Saturday, January 25, 2020

Book review of “The Young Turk’s Crime Against Humanity- The Armenian Genocide and Ethnic Cleansing in the Ottoman Empire”

“The Young Turk’s Crime Against Humanity - the Armenian Genocide and Ethnic Cleansing in the Ottoman Empire” by Turkish historian Taner Akçam, is a very detailed examination of documents issued by the Young Turk government during the First World War, which point to a systemic policy to deport and then murder vast numbers of Armenian subjects of the Ottoman Empire.
The telegrams and letters issued by government officials that gave orders for deportations, congratulated successes in “solving the Armenian problem” in areas where massacres and deportations succeeded in removing them, gave orders to deny assistance to starving Armenians interred in concentration camps, to distribute property left behind by those who were taken away, and to investigate and punish those who tried to help.
Outlined also is a very disturbing and disgusting practice in some areas of giving some Armenians the option of either converting to Islaam or being deported, and of children whose parents were murdered and were then made to convert and given away to families as young brides (girls) or farm labour (boys).
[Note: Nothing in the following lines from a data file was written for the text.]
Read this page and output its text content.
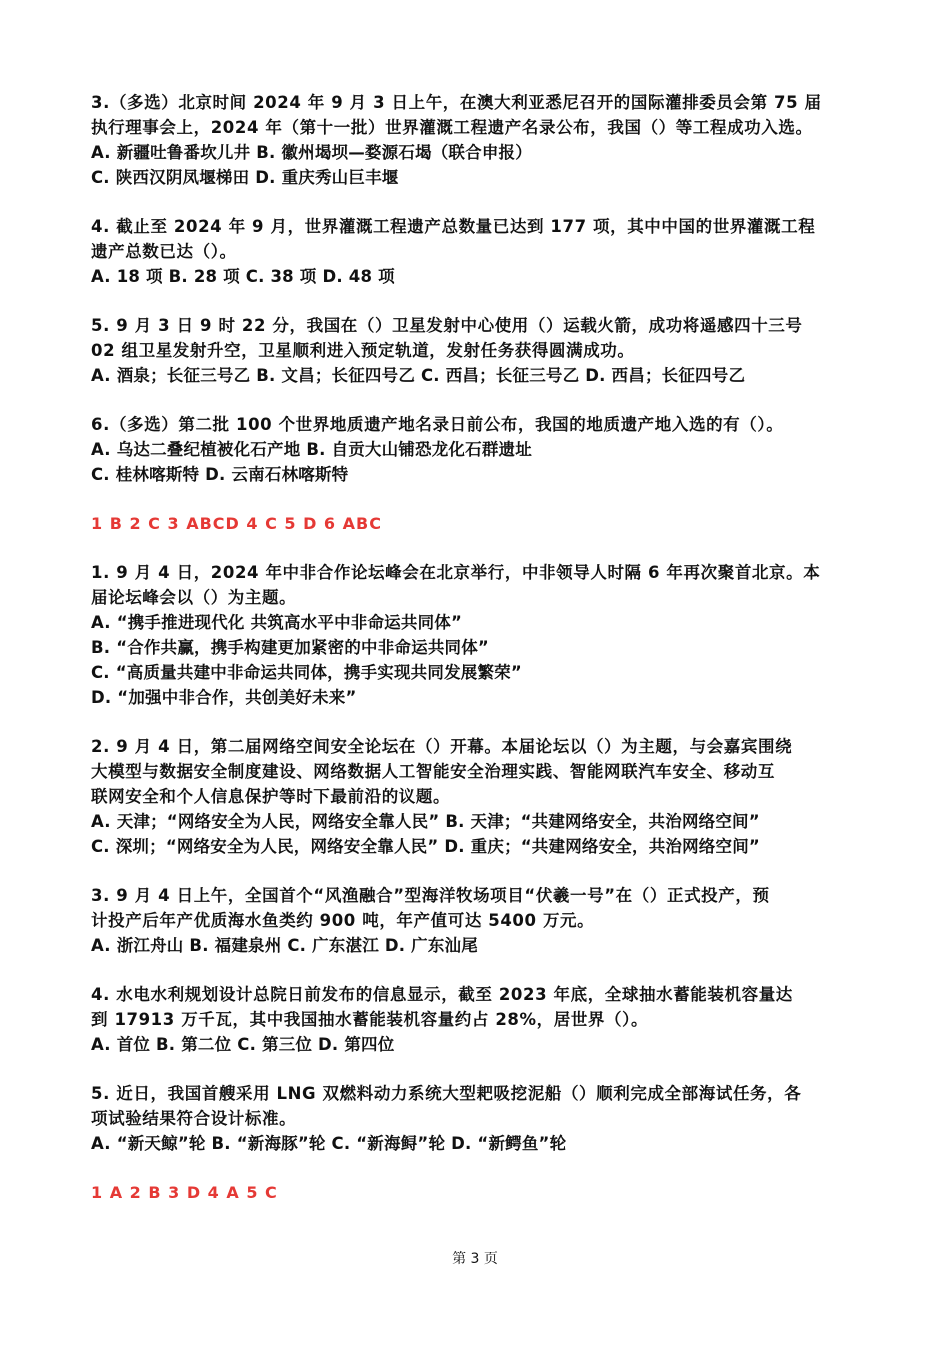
3.（多选）北京时间 2024 年 9 月 3 日上午，在澳大利亚悉尼召开的国际灌排委员会第 75 届
执行理事会上，2024 年（第十一批）世界灌溉工程遗产名录公布，我国（）等工程成功入选。
A. 新疆吐鲁番坎儿井 B. 徽州堨坝—婺源石堨（联合申报）
C. 陕西汉阴凤堰梯田 D. 重庆秀山巨丰堰
4. 截止至 2024 年 9 月，世界灌溉工程遗产总数量已达到 177 项，其中中国的世界灌溉工程
遗产总数已达（）。
A. 18 项 B. 28 项 C. 38 项 D. 48 项
5. 9 月 3 日 9 时 22 分，我国在（）卫星发射中心使用（）运载火箭，成功将遥感四十三号
02 组卫星发射升空，卫星顺利进入预定轨道，发射任务获得圆满成功。
A. 酒泉；长征三号乙 B. 文昌；长征四号乙 C. 西昌；长征三号乙 D. 西昌；长征四号乙
6.（多选）第二批 100 个世界地质遗产地名录日前公布，我国的地质遗产地入选的有（）。
A. 乌达二叠纪植被化石产地 B. 自贡大山铺恐龙化石群遗址
C. 桂林喀斯特 D. 云南石林喀斯特
1 B 2 C 3 ABCD 4 C 5 D 6 ABC
1. 9 月 4 日，2024 年中非合作论坛峰会在北京举行，中非领导人时隔 6 年再次聚首北京。本
届论坛峰会以（）为主题。
A. “携手推进现代化 共筑高水平中非命运共同体”
B. “合作共赢，携手构建更加紧密的中非命运共同体”
C. “高质量共建中非命运共同体，携手实现共同发展繁荣”
D. “加强中非合作，共创美好未来”
2. 9 月 4 日，第二届网络空间安全论坛在（）开幕。本届论坛以（）为主题，与会嘉宾围绕
大模型与数据安全制度建设、网络数据人工智能安全治理实践、智能网联汽车安全、移动互
联网安全和个人信息保护等时下最前沿的议题。
A. 天津；“网络安全为人民，网络安全靠人民” B. 天津；“共建网络安全，共治网络空间”
C. 深圳；“网络安全为人民，网络安全靠人民” D. 重庆；“共建网络安全，共治网络空间”
3. 9 月 4 日上午，全国首个“风渔融合”型海洋牧场项目“伏羲一号”在（）正式投产，预
计投产后年产优质海水鱼类约 900 吨，年产值可达 5400 万元。
A. 浙江舟山 B. 福建泉州 C. 广东湛江 D. 广东汕尾
4. 水电水利规划设计总院日前发布的信息显示，截至 2023 年底，全球抽水蓄能装机容量达
到 17913 万千瓦，其中我国抽水蓄能装机容量约占 28%，居世界（）。
A. 首位 B. 第二位 C. 第三位 D. 第四位
5. 近日，我国首艘采用 LNG 双燃料动力系统大型耙吸挖泥船（）顺利完成全部海试任务，各
项试验结果符合设计标准。
A. “新天鲸”轮 B. “新海豚”轮 C. “新海鲟”轮 D. “新鳄鱼”轮
1 A 2 B 3 D 4 A 5 C
第 3 页
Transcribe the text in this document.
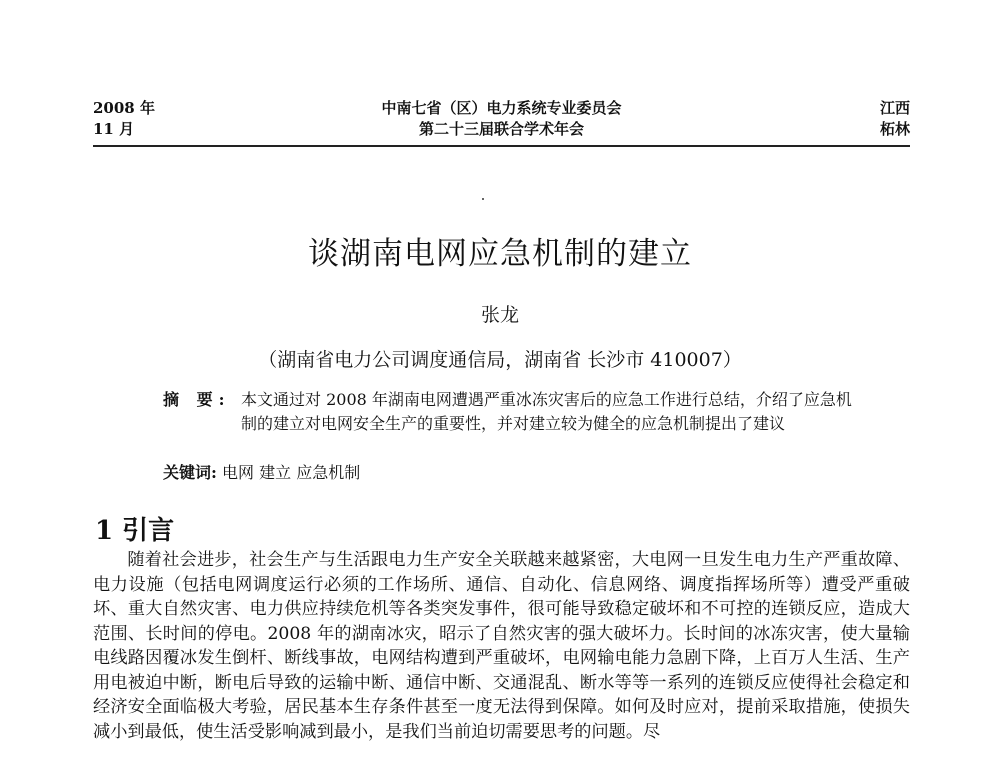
2008 年
11 月
中南七省（区）电力系统专业委员会
第二十三届联合学术年会
江西
柘林
谈湖南电网应急机制的建立
张龙
（湖南省电力公司调度通信局，湖南省 长沙市 410007）
摘 要: 本文通过对 2008 年湖南电网遭遇严重冰冻灾害后的应急工作进行总结，介绍了应急机制的建立对电网安全生产的重要性，并对建立较为健全的应急机制提出了建议
关键词: 电网 建立 应急机制
1 引言

随着社会进步，社会生产与生活跟电力生产安全关联越来越紧密，大电网一旦发生电力生产严重故障、电力设施（包括电网调度运行必须的工作场所、通信、自动化、信息网络、调度指挥场所等）遭受严重破坏、重大自然灾害、电力供应持续危机等各类突发事件，很可能导致稳定破坏和不可控的连锁反应，造成大范围、长时间的停电。2008 年的湖南冰灾，昭示了自然灾害的强大破坏力。长时间的冰冻灾害，使大量输电线路因覆冰发生倒杆、断线事故，电网结构遭到严重破坏，电网输电能力急剧下降，上百万人生活、生产用电被迫中断，断电后导致的运输中断、通信中断、交通混乱、断水等等一系列的连锁反应使得社会稳定和经济安全面临极大考验，居民基本生存条件甚至一度无法得到保障。如何及时应对，提前采取措施，使损失减小到最低，使生活受影响减到最小，是我们当前迫切需要思考的问题。尽
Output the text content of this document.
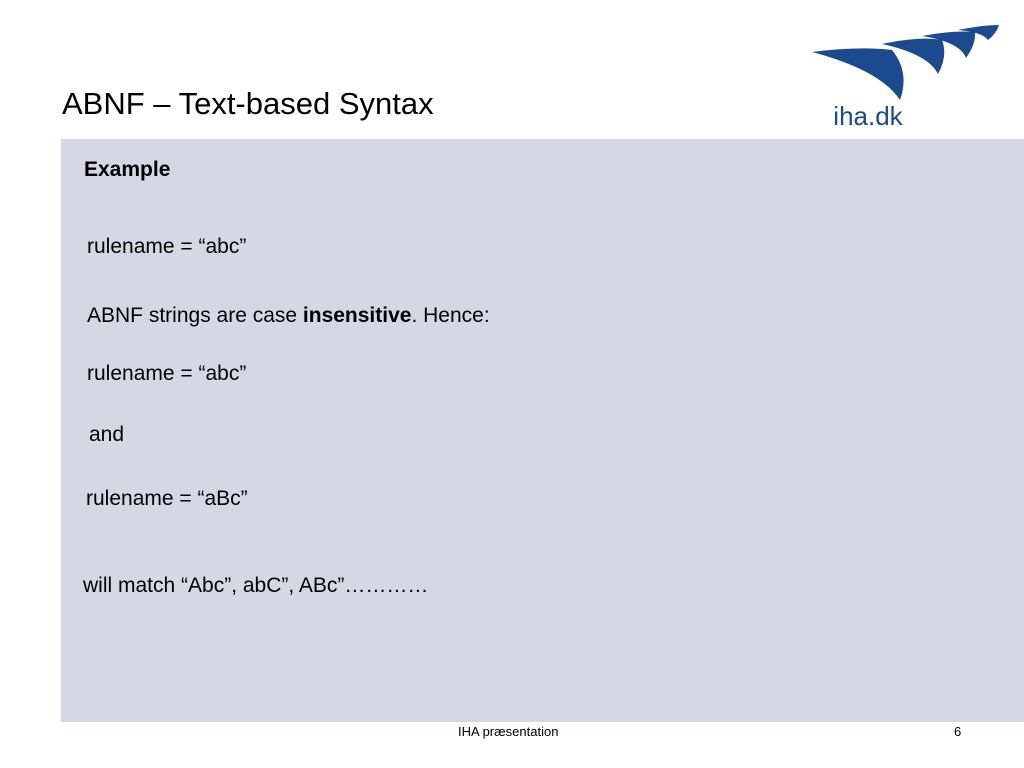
ABNF – Text-based Syntax	iha.dk
Example
rulename = “abc”
ABNF strings are case insensitive. Hence:
rulename = “abc”
and
rulename = “aBc”
will match “Abc”, abC”, ABc”…………
IHA præsentation	6
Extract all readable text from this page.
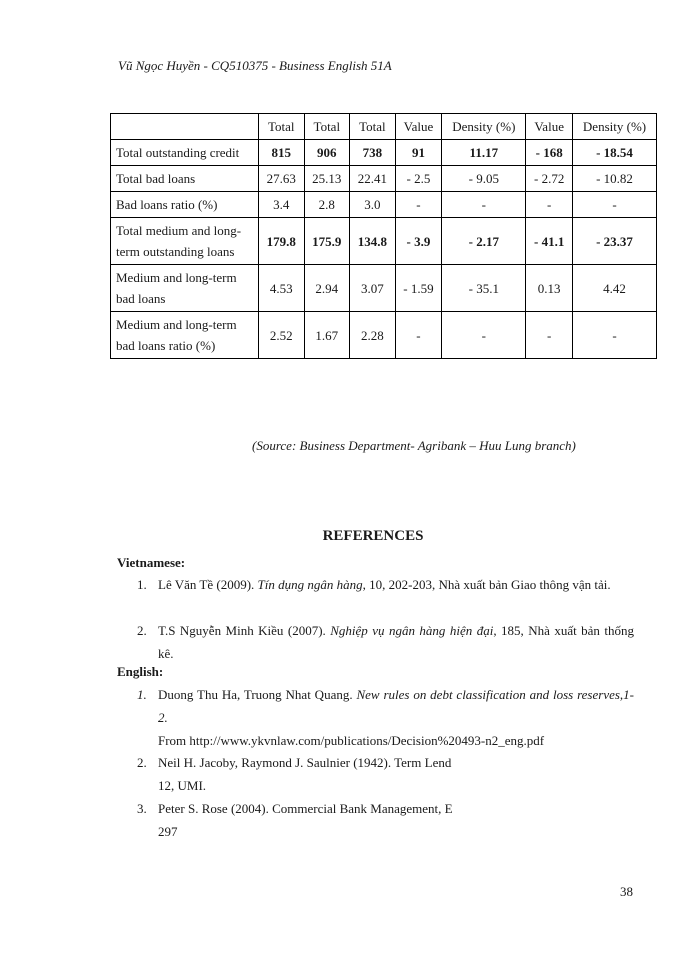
Vũ Ngọc Huyền - CQ510375 - Business English 51A
	Total	Total	Total	Value	Density (%)	Value	Density (%)
Total outstanding credit	815	906	738	91	11.17	- 168	- 18.54
Total bad loans	27.63	25.13	22.41	- 2.5	- 9.05	- 2.72	- 10.82
Bad loans ratio (%)	3.4	2.8	3.0	-	-	-	-
Total medium and long-term outstanding loans	179.8	175.9	134.8	- 3.9	- 2.17	- 41.1	- 23.37
Medium and long-term bad loans	4.53	2.94	3.07	- 1.59	- 35.1	0.13	4.42
Medium and long-term bad loans ratio (%)	2.52	1.67	2.28	-	-	-	-
(Source: Business Department- Agribank – Huu Lung branch)
REFERENCES
Vietnamese:
1. Lê Văn Tề (2009). Tín dụng ngân hàng, 10, 202-203, Nhà xuất bản Giao thông vận tải.
2. T.S Nguyễn Minh Kiều (2007). Nghiệp vụ ngân hàng hiện đại, 185, Nhà xuất bản thống kê.
English:
1. Duong Thu Ha, Truong Nhat Quang. New rules on debt classification and loss reserves,1-2.
From http://www.ykvnlaw.com/publications/Decision%20493-n2_eng.pdf
2. Neil H. Jacoby, Raymond J. Saulnier (1942). Term Lend
12, UMI.
3. Peter S. Rose (2004). Commercial Bank Management, E
297
38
Many other Armenian children were killed alongside their parents, in actions that sometimes included mass drownings. Many of those adults who were forcibly converted were later deported and killed anyway, as decisions were made in some areas to get rid of all Armenians including those who accepted Islaam.
To me as a Muslim this is probably the most infuriating, how these bandits twisted and attempted to use the religion of Allah SWT as a tool.

The book mostly cites on documents produced by the Young Turkish government, as well as their German allies who for the most part were horrified by what was happening. Cited also in a few places are reports by American missionaries and Armenian church leaders. The first two sources - ie Young Turk and German government reports- are most damning because they had no political opposition to the WW1 era Young Turk led Ottoman government and in contrast were working for it. It is less a narrative of what took place and more a painstaking examination to demonstrate the conclusion that this crime against humanity was a systemic policy.

It is a strong rebuke to the blatant lie peddled by the Turkish government that the Armenian genocide did not happen.

While well written, the book does have its blind spots. While mentioning that Muslim refugees were fleeing to the Ottoman Empire from the Balkans and Caucasus, Akçam does not point out the reason they were fleeing, which was massacres and genocides of Muslims that were at the same time and prior being perpetrated by European powers. Also glaringly omitted is the fact that while Armenians in the Ottoman Empire were often falsely accused of crimes and the actions of their armed groups exaggerated to justify a harsh and genocidal response, across the border in Russian occupied Caucasus, Armenian armed groups were indeed massacring and displacing Muslims.
In a way, Akçam’s work is very similar to that of Justin McCarthy. While both authors did a very thorough and in my view very well done job in documenting and bringing to light the suffering of millions of innocent people - Armenian and to a lesser and non-genocidal extent Greek Christians in the Ottoman Empire (Akçam) and Muslims of all nationalities and ethnicities in the Balkans and Caucasus (McClatchy)- both very disappointingly in my view chose to ignore or downplay the crimes that were being perpetrated by the other side.